A BMW E30 M3 Evo 2 and Passion for Classics. The young and modern auction platform

vivition 01
ER Classics Desktop 2022

It has been a well-known phenomenon in the auction world for years: online bidding and trying to do the business. Digital auctions have also developed into a permanent sales channel within the classic car industry. This fact inspired two young Belgians to develop a modern auction variant: Passion for Classics.

In 2020, the two car-crazy Belgians Björn and Jan launched the new auction platform. Björn is well versed in cars from the eighties and nineties. He sold countless cars through various channels. And his companion Jan is a real IT specialist who is also gripped by the car virus. From the backgrounds of both, the idea arose not only to come up with a new auction site, but also to link the modern principles of a digital platform to it.

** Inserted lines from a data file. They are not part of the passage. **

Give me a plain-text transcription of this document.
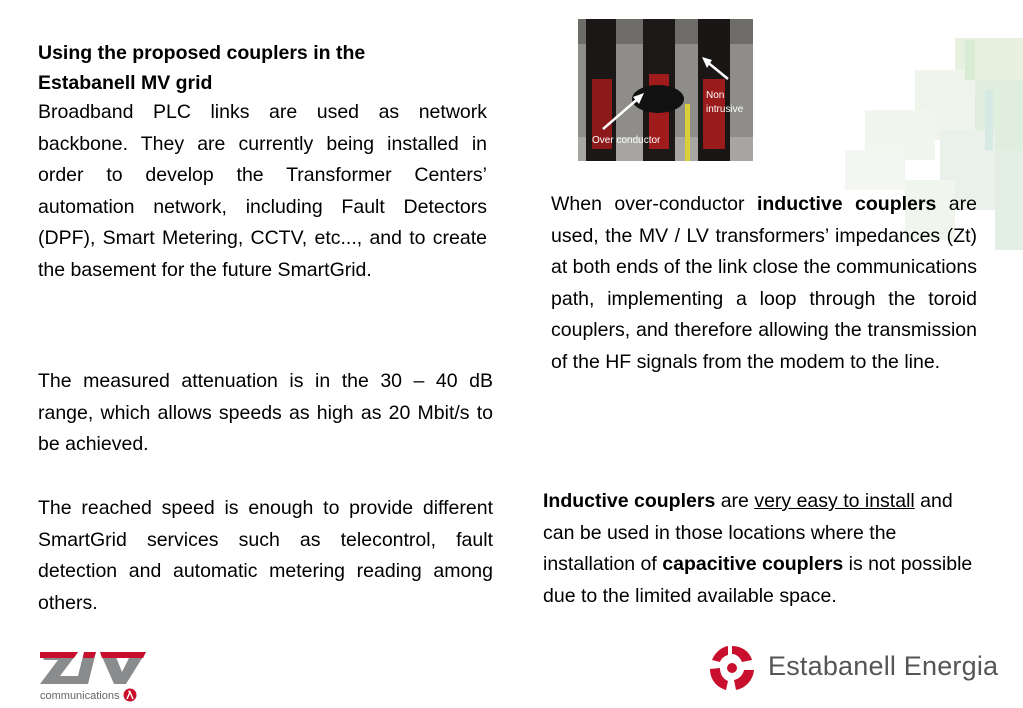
Using the proposed couplers in the
Estabanell MV grid
Broadband PLC links are used as network backbone. They are currently being installed in order to develop the Transformer Centers’ automation network, including Fault Detectors (DPF), Smart Metering, CCTV, etc..., and to create the basement for the future SmartGrid.
The measured attenuation is in the 30 – 40 dB range, which allows speeds as high as 20 Mbit/s to be achieved.
The reached speed is enough to provide different SmartGrid services such as telecontrol, fault detection and automatic metering reading among others.
Non
intrusive
Over conductor
When over-conductor inductive couplers are used, the MV / LV transformers’ impedances (Zt) at both ends of the link close the communications path, implementing a loop through the toroid couplers, and therefore allowing the transmission of the HF signals from the modem to the line.
Inductive couplers are very easy to install and can be used in those locations where the installation of capacitive couplers is not possible due to the limited available space.
communications
Estabanell Energia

Buyers and sellers communicate via platform

That combination resulted in Passion for Classics. The buying and selling platform easily brings buyers and sellers together. The owners of Passion for Classics find it important that there is as much transparency as possible. That is why the providers who offer the cars via Passion for Classics and the potential buyers can always communicate with each other via the platform.

Quality of information

In addition, the Belgians strive for the highest possible quality of information about the offer. “And”, according to the owners, “we want to use the lowest possible cost percentage in order to lower the threshold in this way as well.” Furthermore, the information about the offer is as objective as possible, XNUMX percent honesty and creditworthiness is strived for during the transactions and the platform offers opportunities to discover interesting facts about other users.

Red, Orange, Green and Last Chance Section

The two founders of Passion for Classics have now built up an offer. Beautiful classics and youngtimers have already been sold. And a number of particularly beautiful and exclusive cars are still under the digital hammer, such as a BMW E30 M3 Evo 2, of which we have placed a few photos here, a Porsche 911 T from 1969 and a Mercedes 190 SL from 1957. On these and others cars can be bid online, and to see if the reserve price has already been met, all you need to do is look at the color of the dots on the lot. These work on the red-orange-green principle. With red the reserve has not been met, with orange the potential buyer is 10% off the minimum price and with green the minimum price is offered. If the car is not sold, the auction is over. Yet the car remains in the picture at Passion for Classics, it then moves to the Last Chance section. The car will be offered again there.

Detailed description

The parties can therefore communicate with each other at the lot. Finally, it is striking that the descriptions of the offered cars are very complete. The model history and the properties of the offered copy are of course available. What is special is that the split is also made between the original and non-original parts of the offered car. Furthermore, the wide range of photos with each car is striking.

There is much more to tell about Passion for Classics' working method, such as about the Diamond Service, the viewing options of the cars, the costs and the conditions. You can find everything about the young auction platform at the website from the online auction house.



Give a reaction
  1. To watch out.
    I used to have an Evo 2.
    What you show is the regular version.
    The Evo 2 had light gray rims with dark gray center.
    Also another trunk spoiler.
    Also red/black striping on the front and rear bumper.
    You have to deal with experts in this world.
    The credibility of your service can depend on your publications.

  2. Oh dear, an auction platform 'for and by real enthusiasts'….that wasn't there yet…. The fact remains that it is best to buy a classic in real life after a viewing and possibly an inspection by an expert. Auctions remain for 'just not-cars' where it is easier that the seller does not have to reveal everything. The smiling third is the auction platform, as most of the money disappears into Their pockets, and if something goes wrong they have enough fine print in the terms and conditions to disclaim all liability.

  3. Transparency is good, modern. Bringing the costs to a normal level, so not as unnamed, made known through marketing, other auction sites with usually poor guarantees and very slow lines. Good idea, and good luck!